When Obama endorsed the Federal Railroad Administration‘s 8,600-mile high-speed rail plan, the Antiplanner predicted that rail advocates would not be satisfied with such a small system. For one thing, the FRA system reached only 33 states. For another, as a system of unconnected corridors it failed to connect such key cities as New York and Chicago or Chicago and the West Coast. Although self-proclaimed high-speed rail “experts” say that high-speed rail only makes sense in 300- to 600-mile corridors, the Antiplanner argued that politics would lead Congress to insist that lines be built across the country.

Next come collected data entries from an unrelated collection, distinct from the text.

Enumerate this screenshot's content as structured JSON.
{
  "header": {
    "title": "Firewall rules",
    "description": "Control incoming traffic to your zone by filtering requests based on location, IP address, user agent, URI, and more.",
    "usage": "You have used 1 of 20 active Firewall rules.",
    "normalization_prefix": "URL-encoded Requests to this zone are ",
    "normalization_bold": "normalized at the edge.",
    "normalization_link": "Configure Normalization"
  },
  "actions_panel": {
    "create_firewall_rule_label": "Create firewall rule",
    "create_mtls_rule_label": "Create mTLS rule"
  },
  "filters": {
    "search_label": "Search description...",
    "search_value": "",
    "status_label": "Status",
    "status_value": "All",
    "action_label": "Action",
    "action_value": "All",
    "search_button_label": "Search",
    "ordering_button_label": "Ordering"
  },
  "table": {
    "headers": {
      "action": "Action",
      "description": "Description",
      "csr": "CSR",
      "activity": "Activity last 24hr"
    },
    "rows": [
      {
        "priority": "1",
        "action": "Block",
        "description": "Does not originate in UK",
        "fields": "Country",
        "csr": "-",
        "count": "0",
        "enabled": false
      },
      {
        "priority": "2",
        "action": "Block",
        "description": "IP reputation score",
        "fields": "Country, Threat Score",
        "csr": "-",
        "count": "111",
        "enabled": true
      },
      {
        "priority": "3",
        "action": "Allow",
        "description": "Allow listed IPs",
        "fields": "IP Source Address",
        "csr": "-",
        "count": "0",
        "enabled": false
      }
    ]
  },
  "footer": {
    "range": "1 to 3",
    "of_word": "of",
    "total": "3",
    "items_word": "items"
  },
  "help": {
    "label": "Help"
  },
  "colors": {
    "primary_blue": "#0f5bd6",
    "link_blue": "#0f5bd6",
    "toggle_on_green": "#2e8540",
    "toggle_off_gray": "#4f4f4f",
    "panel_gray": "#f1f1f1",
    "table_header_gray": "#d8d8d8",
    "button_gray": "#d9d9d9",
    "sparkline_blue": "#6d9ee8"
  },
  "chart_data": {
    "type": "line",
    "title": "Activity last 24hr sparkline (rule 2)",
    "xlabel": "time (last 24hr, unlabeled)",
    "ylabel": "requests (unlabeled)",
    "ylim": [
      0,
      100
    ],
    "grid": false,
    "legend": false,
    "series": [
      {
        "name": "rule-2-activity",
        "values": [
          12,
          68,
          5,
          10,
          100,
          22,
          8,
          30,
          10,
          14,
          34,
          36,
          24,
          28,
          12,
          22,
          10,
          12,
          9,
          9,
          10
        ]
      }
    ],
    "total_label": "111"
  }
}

Sure enough, a group calling itself the U.S. High Speed Rail Association has proposed a 17,000-mile network that connects both coasts and appears to reach 43 — possibly 44 (West Virginia is unclear) — states. The route map includes lines from Chicago to Seattle and San Francisco (via St. Louis, Kansas City, and Denver) and Dallas to Los Angeles (via Albuquerque, Phoenix, and San Diego).
News reports indicate that the president of the High Speed Rail Association estimates that this system will cost $600 billion. That works out to $35 million per mile, which is about what Florida estimated it would cost to build high-speed rail across its flat lands (Florida estimated around $25 million a mile, but adjusting for inflation brings it to more than $30 million). But between a third and half of the miles in the system are going to be in some sort of mountains, where (judging from projections made by the California High-Speed Rail Authority) costs will be more than double those on flat lands. This brings the total cost to around $1 trillion, and that’s not even counting cost overruns.
Looking at the map makes me wonder if the plan’s architects have ever visited many of the routes they propose. Do they really think it makes more sense to go from Phoenix to San Diego, rather than the more direct and lower-elevation route from Phoenix to Los Angeles? Do they really think it makes sense to have a route from Salt Lake City to Seattle, going over the Cascade Mountains and by-passing the water-level route to Portland through the Columbia Gorge? No doubt they would respond by saying this is only a preliminary sketch to be refined later.
Just who is the U.S. High Speed Rail Association? The management team consists of a president, two vice-presidents, and chairman of the board, three of whom are architects. While one VP is an economist, he is the group’s lobbyist, which suggests he isn’t using his degree much. The group’s address is the same as that of an architectural firm run by the group’s chair.
The group’s web site also lists an advisory board of four, including an urban planner, the head of the Urban Land Institute, the head of an “infrastructure” firm, and the director of the International Union of Railways, a standards-setting organization.
In short, the group is dominated by planners and architects; visionaries who are poorly grounded in the financial facts of life. Not surprisingly, the Antiplanner is not enthused about entrusting $600 billion to $1 trillion to such people.